The fan’s swinging is entirely propelled by its blowing and it works as a prank but it also has some beauty to it, some swing.  You move from this to the bones of Eliasson’s work.  Wire models, photographs of nature.  And the photographs are in grids that almost but don’t quite tell a story.  A river runs through a row but it doesn’t quite match up.  A horizon shifts slightly.  All perception.  There’s a moss wall in this same section, growing and alive over the wires.

The light and the nature come up again in the second half of the exhibit, which has mirror tricks and an inverse disco ball (black matte glass facing out and light and mirror within so it projects these astonishing patterns on the floor directly underneath, not flung like coins of light over the room), and a kaleidoscope hallway (positioned as the opposite of the monochromatic hallway)  where you see visions of yourself in other colored mirrors until you stop and look directly at the wall and all you see are other people. 

The two pieces in this that bring everything home are A Room With All Colours and Beauty.  The former, a 360 degree space that travels across the color spectrum either by colors chasing across the wall or all shifting at once, in what Ken Hite dubbed “$12 Ecstasy”, you actually feel your heart rate slow or speed up and your brain chemistry turn over like an engine. when you get close enough it fills your field of vision.  But you need to come to it slowly, standing in the middle and getting the overall rhythm, watching it as a backdrop, then moving in.
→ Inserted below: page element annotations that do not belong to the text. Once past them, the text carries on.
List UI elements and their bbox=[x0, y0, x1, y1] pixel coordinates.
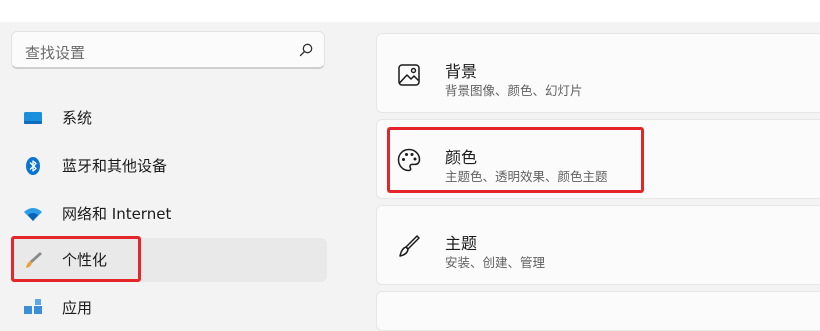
top-band bbox=[0, 0, 820, 22]
highlight-box-colors bbox=[387, 127, 644, 193]
highlight-box-personalization bbox=[11, 236, 141, 282]
sidebar-item-system[interactable]: 系统 bbox=[11, 96, 327, 140]
card-themes[interactable]: 主题 安装、创建、管理 bbox=[376, 205, 820, 285]
monitor-icon bbox=[24, 112, 42, 124]
sidebar-item-bluetooth[interactable]: 蓝牙和其他设备 bbox=[11, 144, 327, 188]
card-subtitle: 背景图像、颜色、幻灯片 bbox=[445, 83, 583, 98]
card-title: 主题 bbox=[445, 234, 478, 253]
wifi-icon bbox=[24, 208, 42, 221]
sidebar-item-apps[interactable]: 应用 bbox=[11, 286, 327, 330]
sidebar-item-label: 网络和 Internet bbox=[62, 205, 172, 223]
brush-icon bbox=[399, 235, 420, 257]
search-input[interactable]: 查找设置 bbox=[25, 42, 85, 63]
sidebar-item-label: 系统 bbox=[62, 109, 93, 127]
sidebar-item-network[interactable]: 网络和 Internet bbox=[11, 192, 327, 236]
image-icon bbox=[398, 64, 420, 86]
card-next[interactable] bbox=[376, 291, 820, 331]
search-box[interactable]: 查找设置 bbox=[11, 31, 325, 69]
sidebar-item-label: 蓝牙和其他设备 bbox=[62, 157, 168, 175]
card-background[interactable]: 背景 背景图像、颜色、幻灯片 bbox=[376, 33, 820, 113]
bluetooth-icon bbox=[26, 157, 40, 175]
sidebar-item-label: 应用 bbox=[62, 299, 93, 317]
card-title: 背景 bbox=[445, 62, 478, 81]
apps-icon bbox=[24, 299, 42, 314]
search-icon[interactable] bbox=[298, 42, 314, 58]
card-subtitle: 安装、创建、管理 bbox=[445, 255, 546, 270]
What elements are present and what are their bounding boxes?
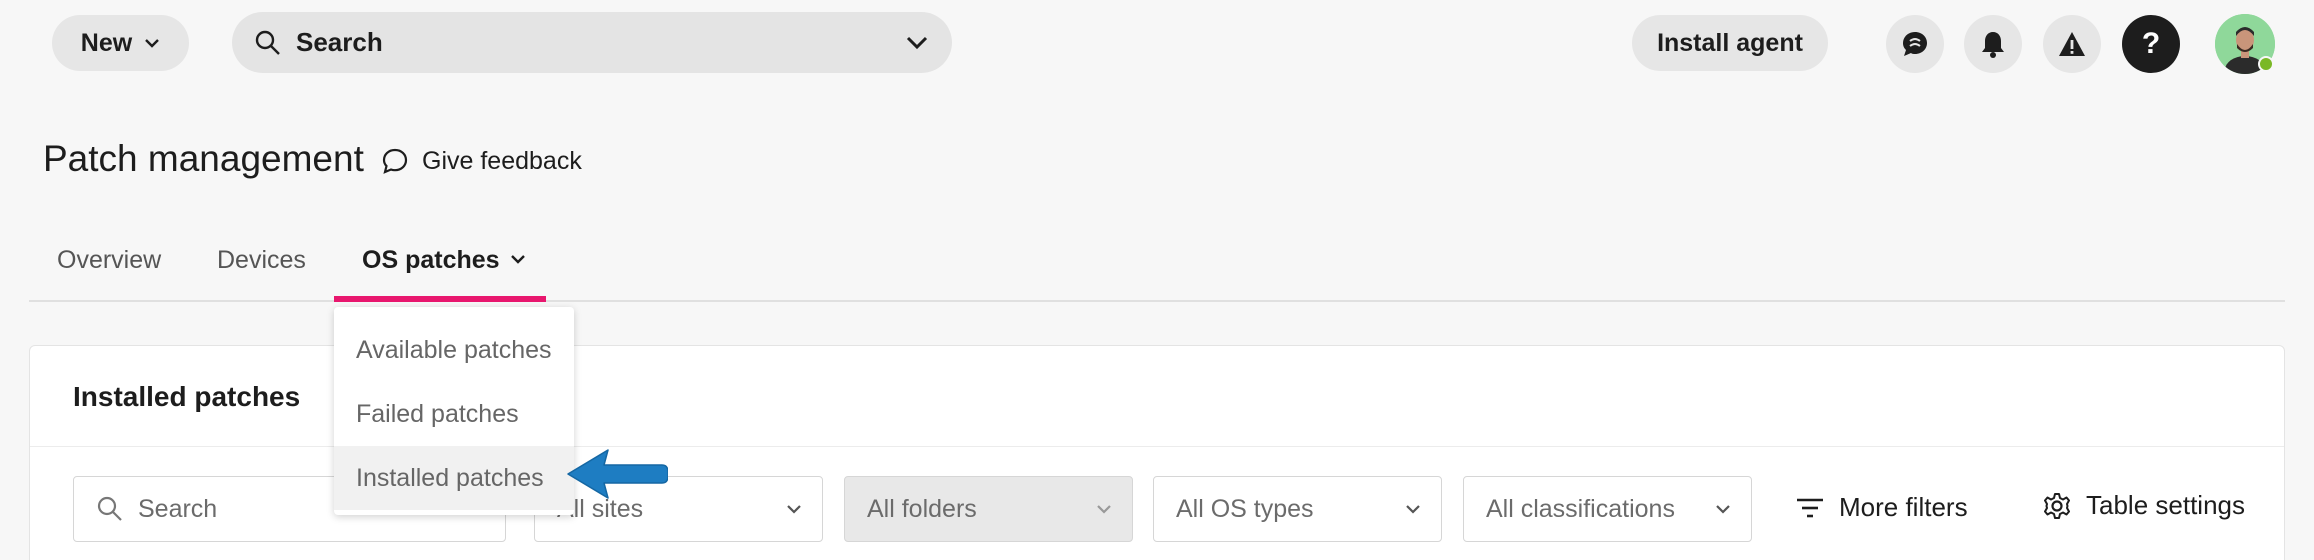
tab-overview[interactable]: Overview xyxy=(57,246,161,302)
install-agent-button[interactable]: Install agent xyxy=(1632,15,1828,71)
chevron-down-icon xyxy=(787,505,801,514)
alerts-button[interactable] xyxy=(2043,15,2101,73)
more-filters-label: More filters xyxy=(1839,492,1968,522)
help-button[interactable]: ? xyxy=(2122,15,2180,73)
tab-label: Devices xyxy=(217,246,306,274)
menu-item-available-patches[interactable]: Available patches xyxy=(334,318,574,382)
classifications-select[interactable]: All classifications xyxy=(1463,476,1752,542)
active-tab-indicator xyxy=(334,296,546,302)
tab-bar: Overview Devices OS patches xyxy=(29,240,2285,302)
chevron-down-icon xyxy=(1406,505,1420,514)
tab-os-patches[interactable]: OS patches xyxy=(362,246,526,302)
global-search-label: Search xyxy=(296,27,383,57)
menu-item-failed-patches[interactable]: Failed patches xyxy=(334,382,574,446)
speech-bubble-icon xyxy=(382,148,408,174)
online-status-dot xyxy=(2258,56,2274,72)
top-bar: New Search Install agent ? xyxy=(0,0,2314,88)
gear-icon xyxy=(2044,492,2070,519)
give-feedback-label: Give feedback xyxy=(422,146,582,175)
tab-label: OS patches xyxy=(362,246,500,274)
help-icon: ? xyxy=(2141,27,2161,60)
new-button[interactable]: New xyxy=(52,15,189,71)
chevron-down-icon[interactable] xyxy=(906,36,928,50)
menu-item-installed-patches[interactable]: Installed patches xyxy=(334,446,574,510)
chevron-down-icon xyxy=(145,39,160,48)
folders-select: All folders xyxy=(844,476,1133,542)
card-title: Installed patches xyxy=(73,381,301,412)
os-types-select[interactable]: All OS types xyxy=(1153,476,1442,542)
folders-value: All folders xyxy=(867,494,977,523)
os-types-value: All OS types xyxy=(1176,494,1314,523)
give-feedback-link[interactable]: Give feedback xyxy=(380,146,582,176)
tab-label: Overview xyxy=(57,246,162,274)
menu-item-label: Failed patches xyxy=(356,399,519,428)
page-title: Patch management xyxy=(43,138,364,179)
new-label: New xyxy=(80,28,133,57)
table-settings-button[interactable]: Table settings xyxy=(2042,490,2245,521)
table-settings-label: Table settings xyxy=(2086,490,2245,520)
chevron-down-icon xyxy=(510,255,525,264)
chevron-down-icon xyxy=(1097,505,1111,514)
chat-icon xyxy=(1903,32,1927,56)
chat-button[interactable] xyxy=(1886,15,1944,73)
warning-icon xyxy=(2059,32,2085,56)
more-filters-button[interactable]: More filters xyxy=(1795,492,1968,523)
global-search[interactable]: Search xyxy=(232,12,952,73)
search-icon xyxy=(97,496,122,521)
chevron-down-icon xyxy=(1716,505,1730,514)
tab-devices[interactable]: Devices xyxy=(217,246,306,302)
notifications-button[interactable] xyxy=(1964,15,2022,73)
classifications-value: All classifications xyxy=(1486,494,1675,523)
callout-arrow-icon xyxy=(567,449,668,499)
filter-icon xyxy=(1797,498,1823,517)
menu-item-label: Installed patches xyxy=(356,463,544,492)
menu-item-label: Available patches xyxy=(356,335,552,364)
bell-icon xyxy=(1982,32,2004,58)
search-icon xyxy=(255,30,280,55)
install-agent-label: Install agent xyxy=(1657,28,1803,57)
os-patches-dropdown: Available patches Failed patches Install… xyxy=(334,307,574,515)
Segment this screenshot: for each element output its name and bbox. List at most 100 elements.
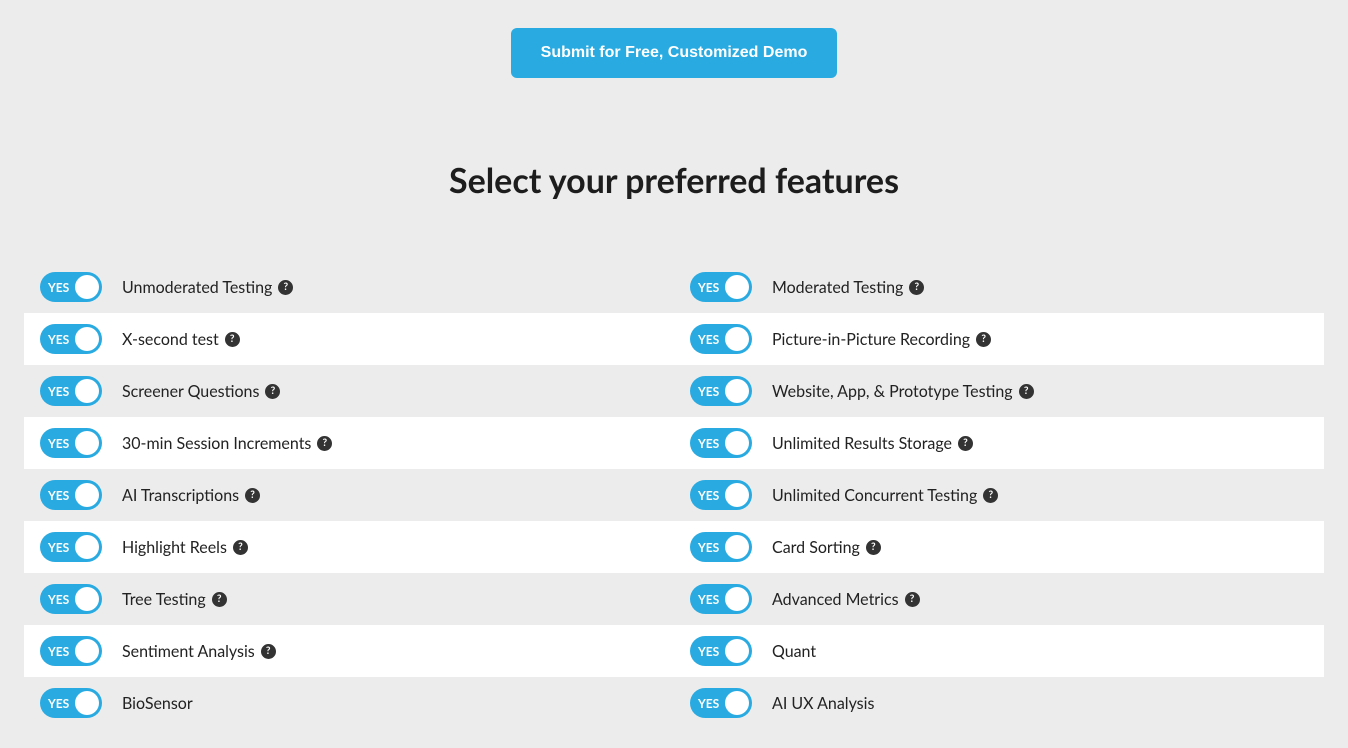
toggle-unlimited-concurrent-testing[interactable]: YES — [690, 480, 752, 510]
toggle-screener-questions[interactable]: YES — [40, 376, 102, 406]
help-icon[interactable]: ? — [905, 592, 920, 607]
toggle-quant[interactable]: YES — [690, 636, 752, 666]
toggle-state-label: YES — [48, 644, 69, 659]
toggle-knob — [75, 639, 99, 663]
feature-label: Unlimited Concurrent Testing? — [772, 486, 998, 505]
toggle-30-min-session-increments[interactable]: YES — [40, 428, 102, 458]
feature-label: Screener Questions? — [122, 382, 280, 401]
feature-cell-biosensor: YES BioSensor — [24, 688, 674, 718]
feature-cell-screener-questions: YES Screener Questions? — [24, 376, 674, 406]
feature-label-text: Picture-in-Picture Recording — [772, 330, 970, 349]
feature-label: AI UX Analysis — [772, 694, 874, 713]
feature-label: Card Sorting? — [772, 538, 881, 557]
toggle-website-app-prototype-testing[interactable]: YES — [690, 376, 752, 406]
toggle-highlight-reels[interactable]: YES — [40, 532, 102, 562]
feature-label-text: Quant — [772, 642, 816, 661]
feature-cell-ai-ux-analysis: YES AI UX Analysis — [674, 688, 1324, 718]
submit-demo-button[interactable]: Submit for Free, Customized Demo — [511, 28, 838, 78]
feature-cell-unmoderated-testing: YES Unmoderated Testing? — [24, 272, 674, 302]
toggle-x-second-test[interactable]: YES — [40, 324, 102, 354]
feature-label: Unlimited Results Storage? — [772, 434, 973, 453]
help-icon[interactable]: ? — [866, 540, 881, 555]
feature-label-text: Screener Questions — [122, 382, 259, 401]
toggle-ai-ux-analysis[interactable]: YES — [690, 688, 752, 718]
toggle-picture-in-picture-recording[interactable]: YES — [690, 324, 752, 354]
feature-cell-highlight-reels: YES Highlight Reels? — [24, 532, 674, 562]
toggle-state-label: YES — [48, 280, 69, 295]
toggle-unlimited-results-storage[interactable]: YES — [690, 428, 752, 458]
toggle-state-label: YES — [698, 436, 719, 451]
feature-label-text: Highlight Reels — [122, 538, 227, 557]
feature-row: YES Unmoderated Testing? YES Moderated Test… — [24, 261, 1324, 313]
help-icon[interactable]: ? — [225, 332, 240, 347]
toggle-state-label: YES — [698, 540, 719, 555]
help-icon[interactable]: ? — [245, 488, 260, 503]
feature-label-text: AI UX Analysis — [772, 694, 874, 713]
feature-cell-x-second-test: YES X-second test? — [24, 324, 674, 354]
help-icon[interactable]: ? — [958, 436, 973, 451]
feature-row: YES 30-min Session Increments? YES Unlimite… — [24, 417, 1324, 469]
feature-label: X-second test? — [122, 330, 240, 349]
toggle-knob — [75, 483, 99, 507]
toggle-state-label: YES — [48, 436, 69, 451]
feature-label: Highlight Reels? — [122, 538, 248, 557]
feature-label: Picture-in-Picture Recording? — [772, 330, 991, 349]
feature-label: AI Transcriptions? — [122, 486, 260, 505]
toggle-biosensor[interactable]: YES — [40, 688, 102, 718]
toggle-knob — [75, 327, 99, 351]
feature-label: BioSensor — [122, 694, 193, 713]
feature-label: Advanced Metrics? — [772, 590, 920, 609]
toggle-knob — [725, 691, 749, 715]
help-icon[interactable]: ? — [1019, 384, 1034, 399]
toggle-knob — [75, 587, 99, 611]
help-icon[interactable]: ? — [317, 436, 332, 451]
toggle-ai-transcriptions[interactable]: YES — [40, 480, 102, 510]
toggle-tree-testing[interactable]: YES — [40, 584, 102, 614]
feature-label: Tree Testing? — [122, 590, 227, 609]
help-icon[interactable]: ? — [233, 540, 248, 555]
toggle-advanced-metrics[interactable]: YES — [690, 584, 752, 614]
toggle-state-label: YES — [698, 592, 719, 607]
toggle-state-label: YES — [48, 332, 69, 347]
feature-label: Website, App, & Prototype Testing? — [772, 382, 1034, 401]
toggle-state-label: YES — [698, 696, 719, 711]
feature-cell-advanced-metrics: YES Advanced Metrics? — [674, 584, 1324, 614]
feature-row: YES Tree Testing? YES Advanced Metrics? — [24, 573, 1324, 625]
feature-label-text: 30-min Session Increments — [122, 434, 311, 453]
toggle-state-label: YES — [48, 540, 69, 555]
toggle-state-label: YES — [698, 644, 719, 659]
toggle-knob — [75, 535, 99, 559]
toggle-card-sorting[interactable]: YES — [690, 532, 752, 562]
help-icon[interactable]: ? — [983, 488, 998, 503]
help-icon[interactable]: ? — [212, 592, 227, 607]
page-heading: Select your preferred features — [0, 160, 1348, 201]
feature-label-text: AI Transcriptions — [122, 486, 239, 505]
toggle-knob — [725, 535, 749, 559]
toggle-knob — [75, 379, 99, 403]
feature-label-text: Unlimited Results Storage — [772, 434, 952, 453]
toggle-moderated-testing[interactable]: YES — [690, 272, 752, 302]
toggle-state-label: YES — [698, 384, 719, 399]
feature-cell-quant: YES Quant — [674, 636, 1324, 666]
help-icon[interactable]: ? — [265, 384, 280, 399]
features-grid: YES Unmoderated Testing? YES Moderated Test… — [24, 261, 1324, 729]
feature-cell-sentiment-analysis: YESSentiment Analysis? — [24, 636, 674, 666]
help-icon[interactable]: ? — [278, 280, 293, 295]
feature-cell-tree-testing: YES Tree Testing? — [24, 584, 674, 614]
feature-label-text: Tree Testing — [122, 590, 206, 609]
toggle-sentiment-analysis[interactable]: YES — [40, 636, 102, 666]
help-icon[interactable]: ? — [261, 644, 276, 659]
feature-label: Moderated Testing? — [772, 278, 924, 297]
feature-label-text: Advanced Metrics — [772, 590, 899, 609]
feature-label: 30-min Session Increments? — [122, 434, 332, 453]
toggle-state-label: YES — [698, 332, 719, 347]
help-icon[interactable]: ? — [976, 332, 991, 347]
feature-label-text: Unmoderated Testing — [122, 278, 272, 297]
feature-label-text: BioSensor — [122, 694, 193, 713]
toggle-unmoderated-testing[interactable]: YES — [40, 272, 102, 302]
feature-label-text: Website, App, & Prototype Testing — [772, 382, 1013, 401]
toggle-knob — [725, 587, 749, 611]
feature-cell-picture-in-picture-recording: YES Picture-in-Picture Recording? — [674, 324, 1324, 354]
toggle-state-label: YES — [48, 696, 69, 711]
help-icon[interactable]: ? — [909, 280, 924, 295]
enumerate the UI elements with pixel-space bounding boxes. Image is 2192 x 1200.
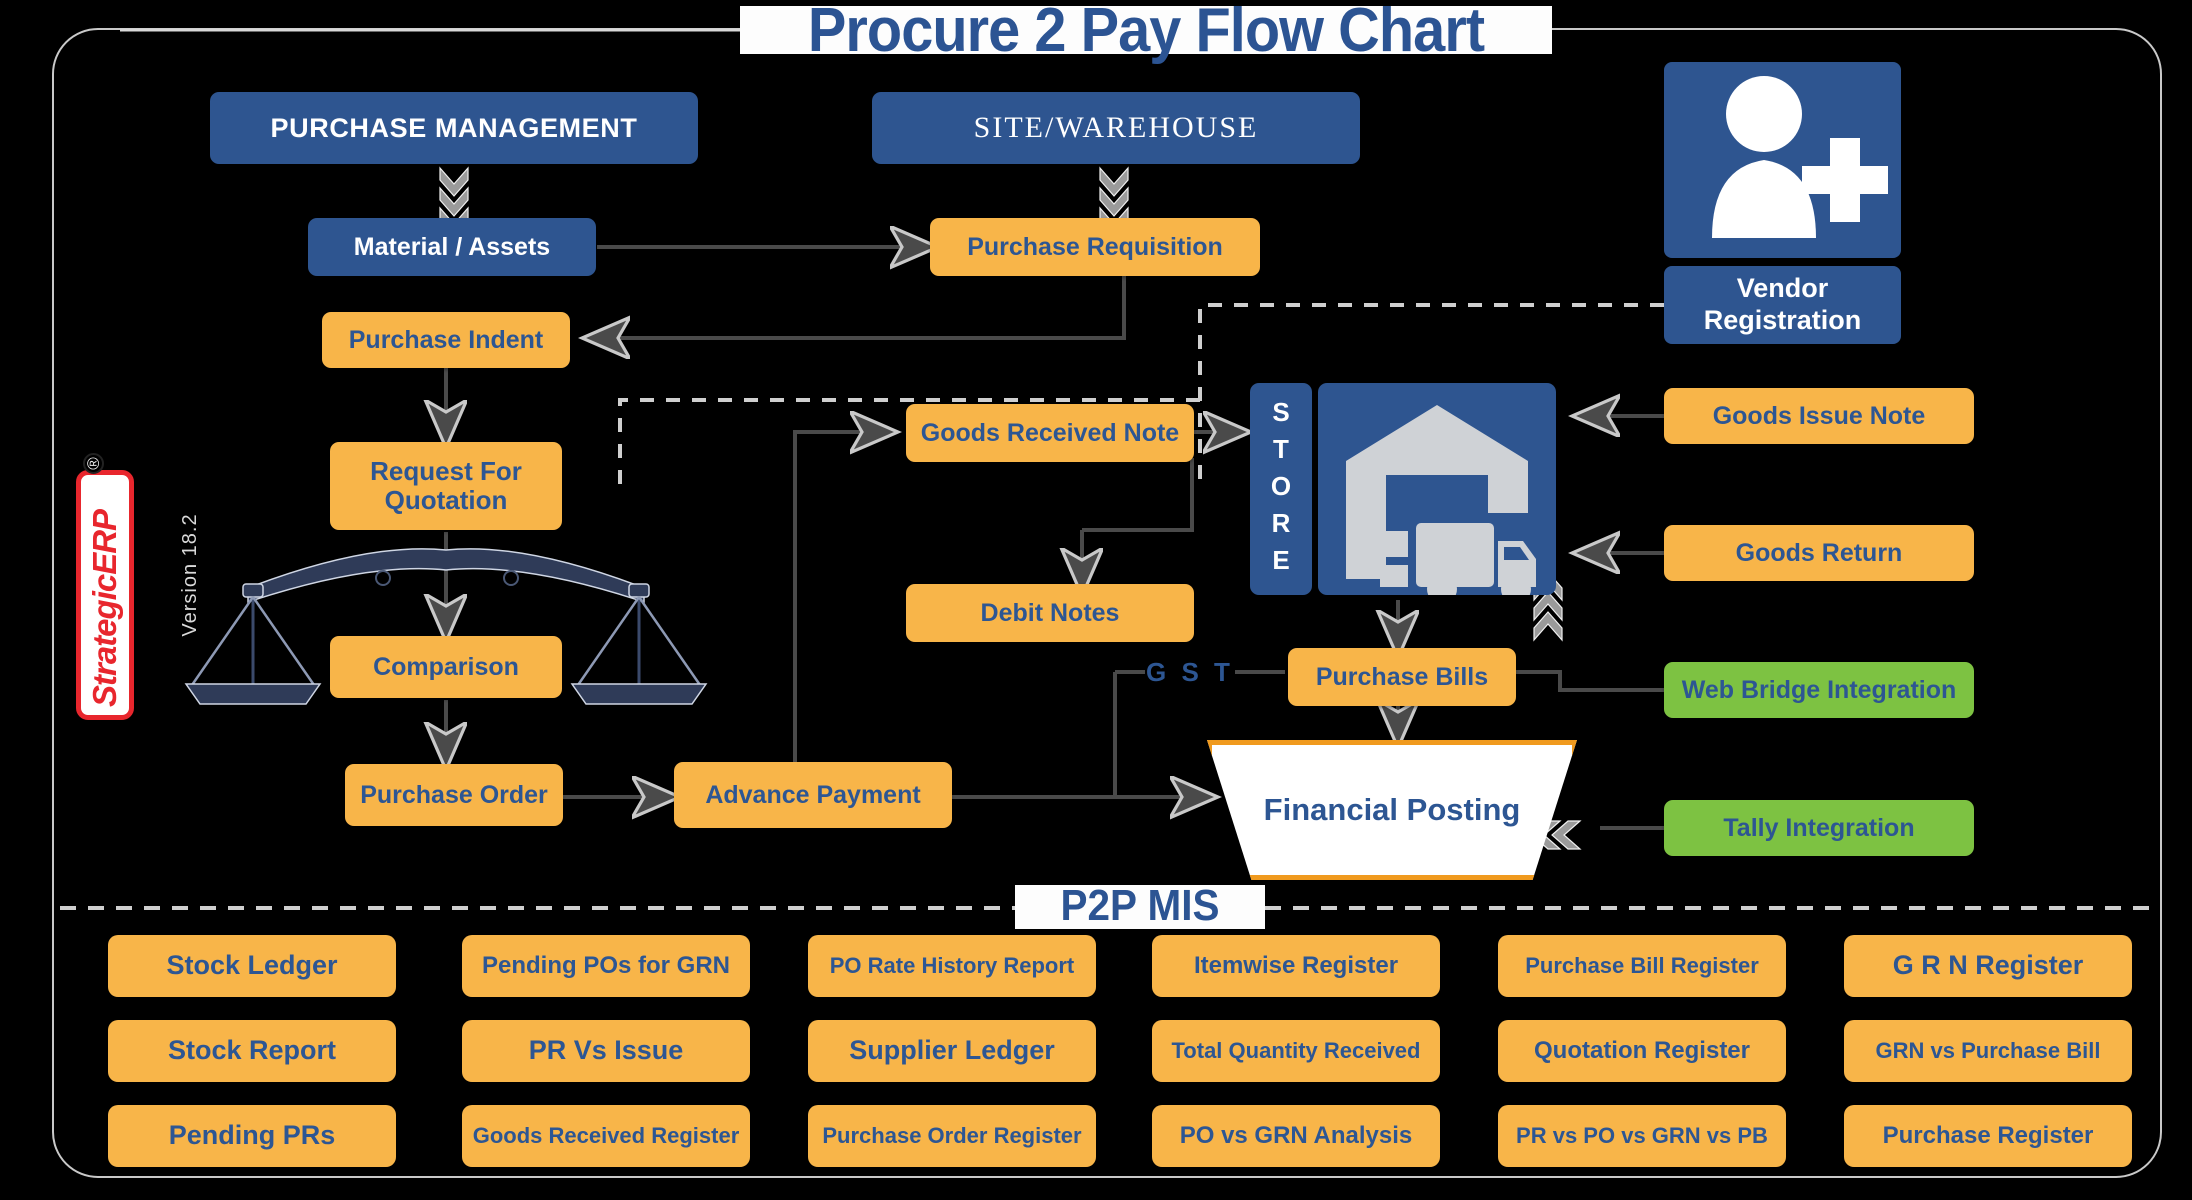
mis-item[interactable]: Stock Report [108,1020,396,1082]
logo-text: StrategicERP [86,509,123,707]
label-gst: G S T [1145,655,1235,689]
mis-item[interactable]: Pending PRs [108,1105,396,1167]
node-financial-posting[interactable]: Financial Posting [1207,740,1577,880]
node-material-assets[interactable]: Material / Assets [308,218,596,276]
financial-posting-label: Financial Posting [1263,792,1521,828]
node-purchase-requisition[interactable]: Purchase Requisition [930,218,1260,276]
version-label: Version 18.2 [178,513,201,637]
node-advance-payment[interactable]: Advance Payment [674,762,952,828]
node-vendor-registration[interactable]: Vendor Registration [1664,266,1901,344]
node-tally-integration[interactable]: Tally Integration [1664,800,1974,856]
header-site-warehouse: SITE/WAREHOUSE [872,92,1360,164]
mis-item[interactable]: Supplier Ledger [808,1020,1096,1082]
mis-item[interactable]: Purchase Bill Register [1498,935,1786,997]
node-comparison[interactable]: Comparison [330,636,562,698]
mis-item[interactable]: Pending POs for GRN [462,935,750,997]
mis-item[interactable]: Itemwise Register [1152,935,1440,997]
mis-item[interactable]: PO vs GRN Analysis [1152,1105,1440,1167]
node-debit-notes[interactable]: Debit Notes [906,584,1194,642]
registered-mark-icon: ® [83,453,104,474]
page-title: Procure 2 Pay Flow Chart [807,0,1485,65]
node-purchase-bills[interactable]: Purchase Bills [1288,648,1516,706]
mis-heading: P2P MIS [1060,881,1220,930]
mis-item[interactable]: PR Vs Issue [462,1020,750,1082]
mis-item[interactable]: Total Quantity Received [1152,1020,1440,1082]
mis-item[interactable]: Purchase Order Register [808,1105,1096,1167]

And one of the most beautiful things I’ve ever seen is just called “Beauty”, a dark room with a man-made waterfall running over small jets of air that create sculptural illusions in the water, and two spotlights that make rainbows when the water flows a different way.  You feel the slightly-warm mist and you breathe in the humid air and you can’t see anything but the waterfall and maybe yourself.  I wanted to live in that room for a week or two.

Staggering out of this into the daylight we made our way to the Art Institute of Chicago and the beautiful new Renzo Piano-designed Modern Wing.  Still the first museum I fell in love with, still repays that love in spades. 

This time there’s a new Cy Twombly show and I’ve always respected his work but I’ve never been the biggest fan, this blew me the hell away.   Some blurry photographs and the sculptures and paintings he drew from them, and it’s all nature work, Untitled (paintings and sculpture) is based on a garden with deceptively sloppily blended acrylic, wax crayon, pastels and wadded bits of paper that bring to mind the flowers you made in art class as a child.

But the pieces that really killed me are Gathering of Time and Untitled (Winter Pictures) which are beautiful giant seascapes with this crude dark energy right underneath the surface, and they’re juxtaposed so you can feel the heat and warmth breathing out of the canvases.  So glad I saw this. 

The rest of the trip was great, good friends, good music (Jack Oblivian was one of the best rock shows I saw all year), good food (Enoteca Roma made the best polenta I’ve ever eaten), and good whiskey (I discovered the reasonably priced but amazingly tasty and cinnamony Templeton Rye on this trip), but both those exhibits alone made this work going.  Well, plus seeing a smile on Anne’s face.